En Países Bajos, el término Mocro Mafia destaca a los miembros de origen marroquí de estas bandas, con una figura clave: Ridouan Taghi, acusado de una decena de asesinatos e intentos de asesinato. Sin embargo, a Eski, profesor asistente en la Universidad Libre de Ámsterdam, le parece que hablar de Mocro Mafia “es una forma de aplicar un perfil étnico al crimen organizado, que es diverso, ya no son solo marroquíes o turcos”. “Trabajan juntos o libran guerras entre ellos [el 80% de los tiroteos en las calles holandesas son del crimen organizado, según la policía] y no es por su etnicidad. Es por rivalidad, y son grupos tan grandes y profesionalizados que no les importa si pensamos que son violentos. Tampoco temen a la policía, y es doloroso comprobar que no sabemos cómo combatirlos”, lamenta. Y añade: “Hay que hablar sobre qué tipo de país queremos ser, porque no lo sabemos”, aunque reconoce que tampoco tiene respuestas. “Es un debate ético y moral, y hemos sido siempre una tierra de comerciantes pragmáticos. Pero, ¿qué pasa si parte del dinero es ilegal? Por otro lado, legalizar las drogas solo funcionaría con un acuerdo simultáneo a escala internacional”, resume.

Tanto Eski como Struijs coinciden en la urgencia de apartar a los jóvenes, muchos de origen inmigrante, de la atracción del dinero fácil de la droga. El criminólogo es contundente: “Están culturalmente aceptados en la sociedad holandesa, pero estructuralmente excluidos”. Ahmed Marcouch, alcalde de la ciudad de Arnhem, conoce bien el problema. Holandés de ascendencia marroquí, ha sido policía y diputado socialdemócrata y ha puesto en marcha una red de apoyo para facilitar la búsqueda de empleo en la que cooperan padres, asistentes sociales, escuelas, agentes de policía y el Ayuntamiento, con la colaboración de empresarios.

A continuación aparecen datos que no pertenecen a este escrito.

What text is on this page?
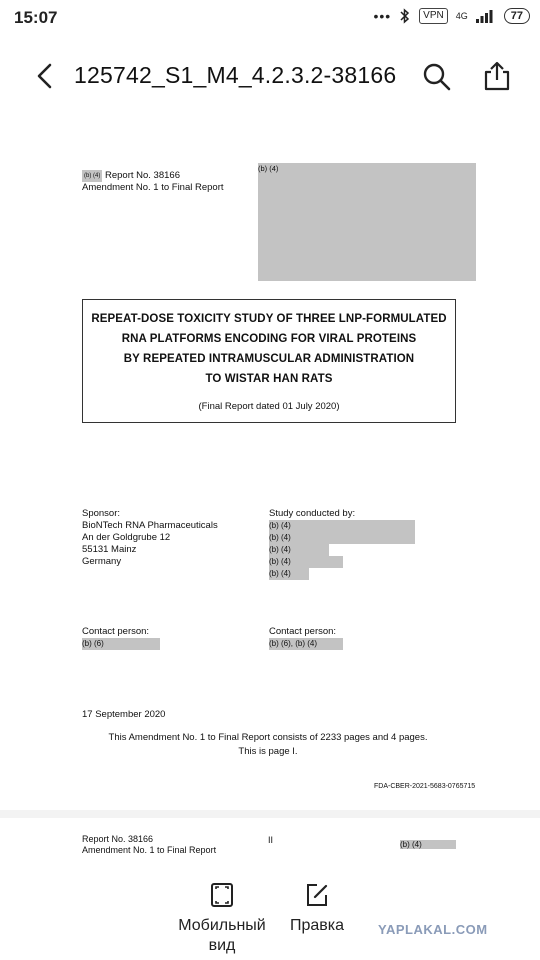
15:07	•••	VPN	4G	77
125742_S1_M4_4.2.3.2-38166
(b) (4) Report No. 38166
Amendment No. 1 to Final Report
(b) (4)
REPEAT-DOSE TOXICITY STUDY OF THREE LNP-FORMULATED
RNA PLATFORMS ENCODING FOR VIRAL PROTEINS
BY REPEATED INTRAMUSCULAR ADMINISTRATION
TO WISTAR HAN RATS
(Final Report dated 01 July 2020)
Sponsor:
BioNTech RNA Pharmaceuticals
An der Goldgrube 12
55131 Mainz
Germany
Study conducted by:
(b) (4)
(b) (4)
(b) (4)
(b) (4)
(b) (4)
Contact person:
(b) (6)
Contact person:
(b) (6), (b) (4)
17 September 2020
This Amendment No. 1 to Final Report consists of 2233 pages and 4 pages.
This is page I.
FDA-CBER-2021-5683-0765715
Report No. 38166
Amendment No. 1 to Final Report
II	(b) (4)
Мобильный
вид
Правка	YAPLAKAL.COM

El Ministerio de Justicia anima a su vez proyectos similares en otras urbes, y este alcalde calcula que en Arnhem “hay más de 1.000 jóvenes en riesgo de caer en la delincuencia”. La ciudad tiene 164.000 habitantes. “Es crucial cogerlos a tiempo, a veces observando desde la primaria”, recalca.

“Siempre habrá crimen organizado y hay que vivir con un cierto grado de inseguridad, pero lo de ahora no es lo que queremos”, reconoce Struijs. Y no se olvida de los usuarios de la droga: “Deben entender de una vez que ayudan al crimen organizado”.